Revolution+1
Masao Adachi – 2022
Biopic semi-fictif sur Tetsuya Yamagami, l’homme qui assassiné Shinzo Abe le 8 juillet 2022, avec un fusil artisanal.
Certains tempéraments ne s’assagissent pas forcément avec l’âge. Prenez Masao Adachi qui, à 80 ans, juste après la mort d’Abe, s’empresse de réunir les fonds pour réaliser en huit jour ce Revolution +1 et, plus fort, parvient à faire diffuser dans une poignée de cinémas une première mouture de 50 minutes, le jour même des funérailles nationales du premier ministre, le 27 septembre. Manière de dire qu’à ses yeux, si Abe méritait un sentiment à sa mort, c’était davantage le mépris que la considération.
Et, au-delà du mépris, la rage, la haine, comme c’est le cas de Yamagami. Il faut dire qu’il avait ses raisons : ayant perdu son père dans son enfance, il s’est vu vivoter, en compagnie d’une sœur et d’un frère devenu borgne à cause d’un cancer, à cause d’une mère qui a cru bon de faire don de l’héritage paternelle à l’Église de l’Unification (alias la secte Moon). Des années à crever de faim, à subir des brimades et, après le lycée, à faire une croix sur des études supérieures pour trouver un travail valable.

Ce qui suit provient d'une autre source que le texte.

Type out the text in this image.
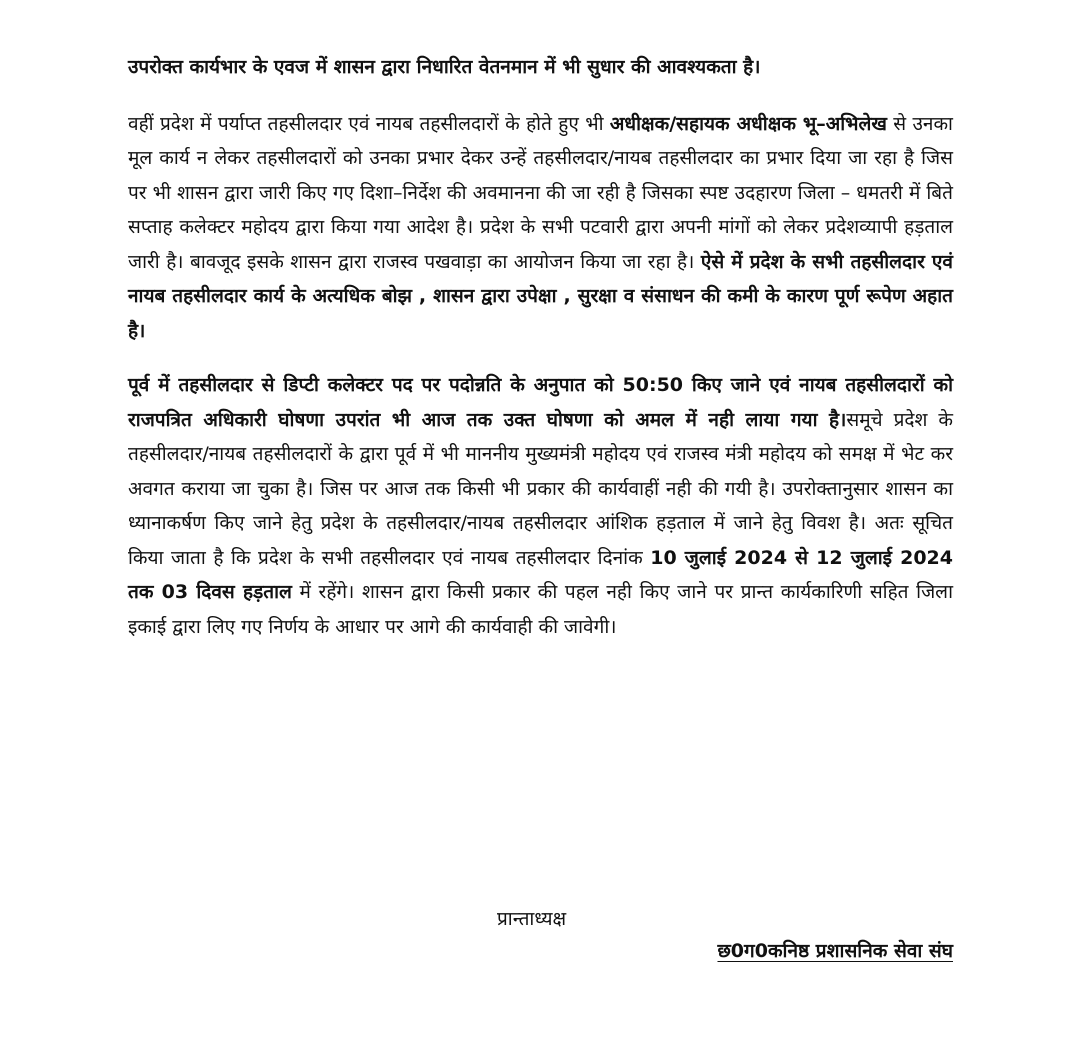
उपरोक्त कार्यभार के एवज में शासन द्वारा निधारित वेतनमान में भी सुधार की आवश्यकता है।

वहीं प्रदेश में पर्याप्त तहसीलदार एवं नायब तहसीलदारों के होते हुए भी अधीक्षक/सहायक अधीक्षक भू–अभिलेख से उनका मूल कार्य न लेकर तहसीलदारों को उनका प्रभार देकर उन्हें तहसीलदार/नायब तहसीलदार का प्रभार दिया जा रहा है जिस पर भी शासन द्वारा जारी किए गए दिशा–निर्देश की अवमानना की जा रही है जिसका स्पष्ट उदहारण जिला – धमतरी में बिते सप्ताह कलेक्टर महोदय द्वारा किया गया आदेश है। प्रदेश के सभी पटवारी द्वारा अपनी मांगों को लेकर प्रदेशव्यापी हड़ताल जारी है। बावजूद इसके शासन द्वारा राजस्व पखवाड़ा का आयोजन किया जा रहा है। ऐसे में प्रदेश के सभी तहसीलदार एवं नायब तहसीलदार कार्य के अत्यधिक बोझ , शासन द्वारा उपेक्षा , सुरक्षा व संसाधन की कमी के कारण पूर्ण रूपेण अहात है।

पूर्व में तहसीलदार से डिप्टी कलेक्टर पद पर पदोन्नति के अनुपात को 50:50 किए जाने एवं नायब तहसीलदारों को राजपत्रित अधिकारी घोषणा उपरांत भी आज तक उक्त घोषणा को अमल में नही लाया गया है।समूचे प्रदेश के तहसीलदार/नायब तहसीलदारों के द्वारा पूर्व में भी माननीय मुख्यमंत्री महोदय एवं राजस्व मंत्री महोदय को समक्ष में भेट कर अवगत कराया जा चुका है। जिस पर आज तक किसी भी प्रकार की कार्यवाहीं नही की गयी है। उपरोक्तानुसार शासन का ध्यानाकर्षण किए जाने हेतु प्रदेश के तहसीलदार/नायब तहसीलदार आंशिक हड़ताल में जाने हेतु विवश है। अतः सूचित किया जाता है कि प्रदेश के सभी तहसीलदार एवं नायब तहसीलदार दिनांक 10 जुलाई 2024 से 12 जुलाई 2024 तक 03 दिवस हड़ताल में रहेंगे। शासन द्वारा किसी प्रकार की पहल नही किए जाने पर प्रान्त कार्यकारिणी सहित जिला इकाई द्वारा लिए गए निर्णय के आधार पर आगे की कार्यवाही की जावेगी।

प्रान्ताध्यक्ष
छ0ग0कनिष्ठ प्रशासनिक सेवा संघ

Du coup, sa rancœur n’a eu de cesse de croître, à la fois tournée vers les dirigeants de la secte et vers Shinzo Abe, coupable à ses yeux d’être déjà le petit-fils de Nobosuke Kishi, homme politique qui avait favorisé l’implantation de la secte au Japon, et d’avoir participé à la dangereuse prospérité de l’organisme, avec les conséquences désastreuses pour lui et sa famille. Et ce n’est pas qu’une vue de l’esprit puisqu’Abe avait reçu par des avocats de sérieuses mises en garde à propos de la secte, et ce dès 2007…

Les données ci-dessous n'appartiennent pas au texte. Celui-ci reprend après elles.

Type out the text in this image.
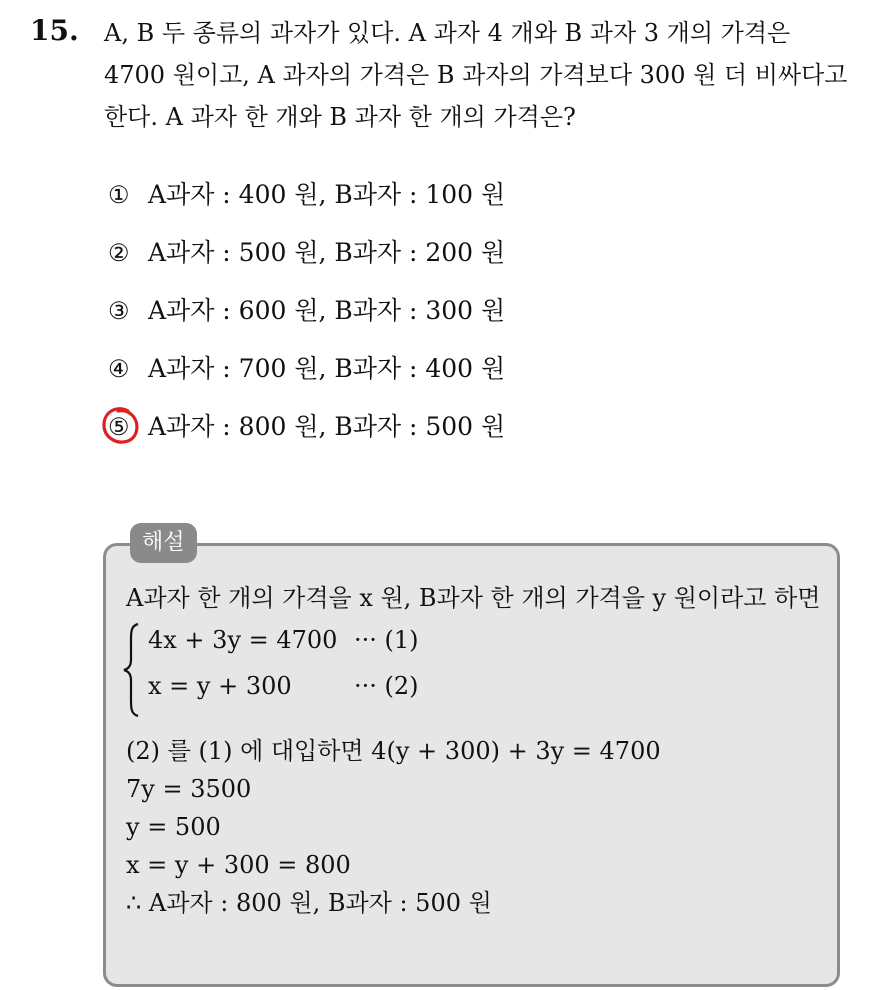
15. A, B 두 종류의 과자가 있다. A 과자 4 개와 B 과자 3 개의 가격은
4700 원이고, A 과자의 가격은 B 과자의 가격보다 300 원 더 비싸다고
한다. A 과자 한 개와 B 과자 한 개의 가격은?
① A과자 : 400 원, B과자 : 100 원
② A과자 : 500 원, B과자 : 200 원
③ A과자 : 600 원, B과자 : 300 원
④ A과자 : 700 원, B과자 : 400 원
⑤ A과자 : 800 원, B과자 : 500 원
해설
A과자 한 개의 가격을 x 원, B과자 한 개의 가격을 y 원이라고 하면
4x + 3y = 4700 ··· (1)
x = y + 300	··· (2)
(2) 를 (1) 에 대입하면 4(y + 300) + 3y = 4700
7y = 3500
y = 500
x = y + 300 = 800
∴ A과자 : 800 원, B과자 : 500 원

Le spectateur est donc plongé dans la psyché rageuse d’un homme pour lequel il serait bien difficile de ne pas se sentir un peu d’empathie. Jusqu’à quel point Adachi s’est-il documenté sur la vie de cet homme ? Difficile à dire. Qu’il ait fait une tentative de suicide, c’est avéré. Mais, lors de son séjour à l’hôpital, a-t-il rencontré une jolie jeune femme, elle aussi meurtrie par la secte Moon, avec laquelle il a chantonné Mirai wa Bokura no te no naka, hymne punk du groupe Blue Hearts (que l’on entend d’ailleurs dans le générique de la première saison de l’anime Kaiji) ? Rien n’est moins sûr, tout comme la restitution des retrouvailles avec sa sœur. Mais ce n’est pas vraiment grave. Ce qui compte, c’est d’essayer de comprendre ce terrible passage à l’acte. C’est finalement la même démarche de Wakamatsu avec son United Red Army et ses révolutionnaire psychotiques. La différence étant que dans URA, les personnages sont pour ainsi dire bouffé par leur groupuscule révolutionnaire qui, si l’on considère les séances de lavages de cerveau à coup de sokatsu, a tout d’une secte. Là, c’est un homme qui a de sérieuses raisons d’être révolté vis-à-vis d’une secte et d’un monde politique qui permet à cette dernière d’exister.
En une heure et quart, Adachi parvient sans problème à intéresser sur le cas de cet individu avec ce physique d’homme sans histoire. Et associé à ce titre énigmatique, il donne à songer sur ce que devrait être une révolution aux yeux du vieux réalisateur qui a fait partie de l’Armée rouge japonaise et a passé plusieurs années en prison. Ce +1 appelle-t-il un +2 ? Combien le Japon couve-t-il en son sein des électrons libres comme Yamagami ? C’est en tout cas, dans un pays donnant toute sa place au fameux dicton qui veut qu’un clou qui dépasse doit être martelé pour rentrer dans le rang, une conséquence aussi logique que radicale.